As they may induce illness in immunodeficient individuals, live vaccines should not be used during treatment with etanercept. Currently, available live attenuated viral vaccines include measles, mumps, rubella, varicella, yellow fever, influenza (intranasal vaccine) and the oral polio vaccine. Live attenuated bacterial vaccines include BCG and oral typhoid vaccine.
Etanercept appears to be very well tolerated. Mild to moderate injection site reactions (redness, swelling, itching, pain) appear to be the most common side effect. These tend to occur in the first month and then become less frequent. Cool compresses and 1% hydrocortisone ointment may help to alleviate injection site discomfort. Some people complain of itchy skin, and weight gain has been reported.

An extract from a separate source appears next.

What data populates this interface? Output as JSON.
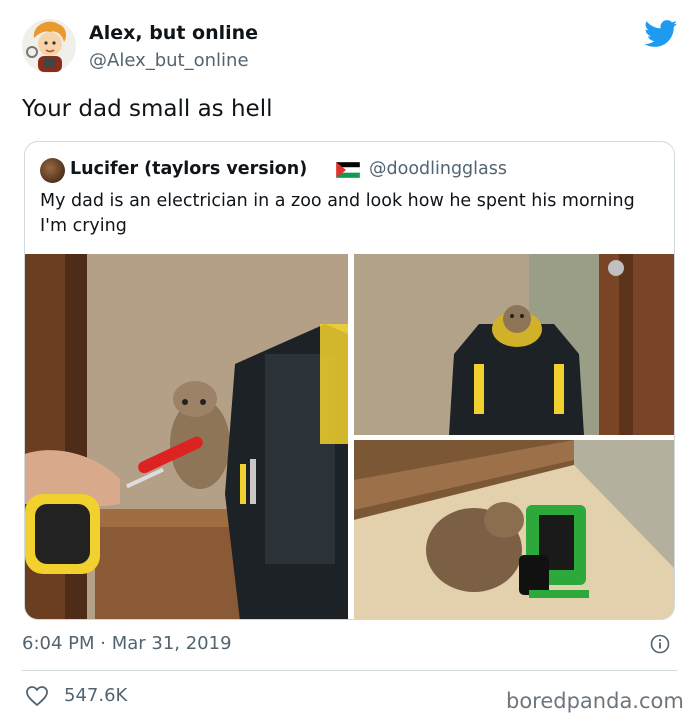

If any of the following symptoms or signs are severe or do not go away you should contact your doctor.
Severe cutaneous reactions to etanercept have rarely been reported, including urticaria, angioedema, anaphylaxis and Stevens-Johnson syndrome / toxic epidermal necrolysis.
Patients treated with etanercept may be at slightly greater risk of lymphoma and possibly other malignancies compared to the untreated population. In most cases, the patients have also been taking other medicines that suppress the immune system such as azathioprine or mercaptopurine.
Other conditions that have been reported in patients on etanercept include demyelinating diseases such as multiple sclerosis (MS), cardiac failure and bone marrow suppression. New onset of autoimmune diseases may occur; these may be associated with the underlying skin disease or its treatment.
It is recommended that patients on biologic medications have routine blood tests every 6 months or so, including full blood count and liver function tests. TB testing should also be repeated from time to time.